A Percent for Art? How come governments are now treating artists (narrowly defined) as a privileged aristocracy?
From the WSJ:
When Yahoo moved into its Sunnyvale, Calif., headquarters six years ago, it kept peace with local authorities by buying and installing $500,000 worth of public artworks.
Now Yahoo says it is suffering for its art.
On its front lawn, the technology giant installed a work by New York artist Sharon Louden that paired real wetlands grass with artificial cattail-like reeds. The grass grew. The city complained. Last year, to rein in its overgrown yard, Yahoo dispatched a grounds crew with weed whackers.

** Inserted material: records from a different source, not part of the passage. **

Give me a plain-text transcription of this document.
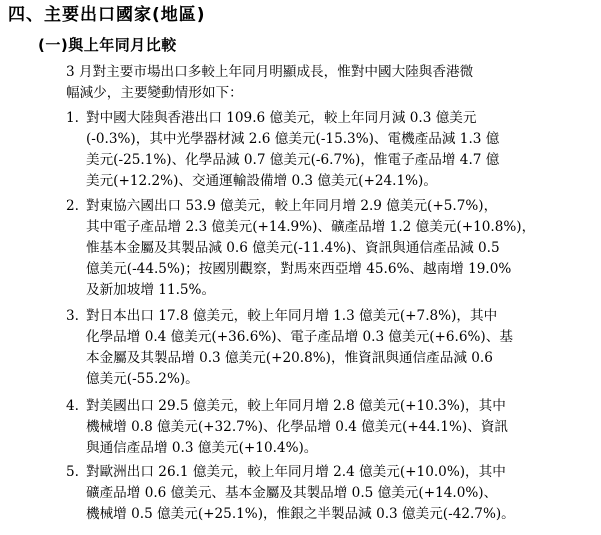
四、主要出口國家(地區)
(一)與上年同月比較

3 月對主要市場出口多較上年同月明顯成長，惟對中國大陸與香港微
幅減少，主要變動情形如下：

1. 對中國大陸與香港出口 109.6 億美元，較上年同月減 0.3 億美元
(-0.3%)，其中光學器材減 2.6 億美元(-15.3%)、電機產品減 1.3 億
美元(-25.1%)、化學品減 0.7 億美元(-6.7%)，惟電子產品增 4.7 億
美元(+12.2%)、交通運輸設備增 0.3 億美元(+24.1%)。
2. 對東協六國出口 53.9 億美元，較上年同月增 2.9 億美元(+5.7%)，
其中電子產品增 2.3 億美元(+14.9%)、礦產品增 1.2 億美元(+10.8%)，
惟基本金屬及其製品減 0.6 億美元(-11.4%)、資訊與通信產品減 0.5
億美元(-44.5%)；按國別觀察，對馬來西亞增 45.6%、越南增 19.0%
及新加坡增 11.5%。
3. 對日本出口 17.8 億美元，較上年同月增 1.3 億美元(+7.8%)，其中
化學品增 0.4 億美元(+36.6%)、電子產品增 0.3 億美元(+6.6%)、基
本金屬及其製品增 0.3 億美元(+20.8%)，惟資訊與通信產品減 0.6
億美元(-55.2%)。
4. 對美國出口 29.5 億美元，較上年同月增 2.8 億美元(+10.3%)，其中
機械增 0.8 億美元(+32.7%)、化學品增 0.4 億美元(+44.1%)、資訊
與通信產品增 0.3 億美元(+10.4%)。
5. 對歐洲出口 26.1 億美元，較上年同月增 2.4 億美元(+10.0%)，其中
礦產品增 0.6 億美元、基本金屬及其製品增 0.5 億美元(+14.0%)、
機械增 0.5 億美元(+25.1%)，惟銀之半製品減 0.3 億美元(-42.7%)。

Artificial reeds were cut, bent and twisted. The artist, horrified, responded with letters from her lawyers, which were met with letters from Yahoo’s lawyers. “They turned my art into a bad miniature golf course,” Ms. Louden says.
As negotiations continue over who controls Yahoo’s front yard, the company has found itself caught at the intersection of two artist-friendly laws — one that made the company install art, and a second that essentially prohibits the company from messing with it.
Like Sunnyvale, many cities across the U.S. have embraced the “Percent for Art” movement. Typically, cities ask or require companies to allocate 1% of their construction budget to buying and prominently displaying art, often in exchange for tax cuts or use of public land.
If Yahoo wants to be foolish with its money, that’s it’s own business. But is it proper for governments to be skimming money off of projects to divert to some of their favorites?
But it’s more than just a matter of fiscal responsibility and fairness. Consider this quote:
The governors of men have always made use of painting and sculpture in order to inspire in their subjects the religious or political sentiments they desire them to hold. –Diderot
I’ll bet that holds true for lawn sculpture as well.
I’ve long advocated Separation of Arts and State for the same reason that we have Separation of Church and State.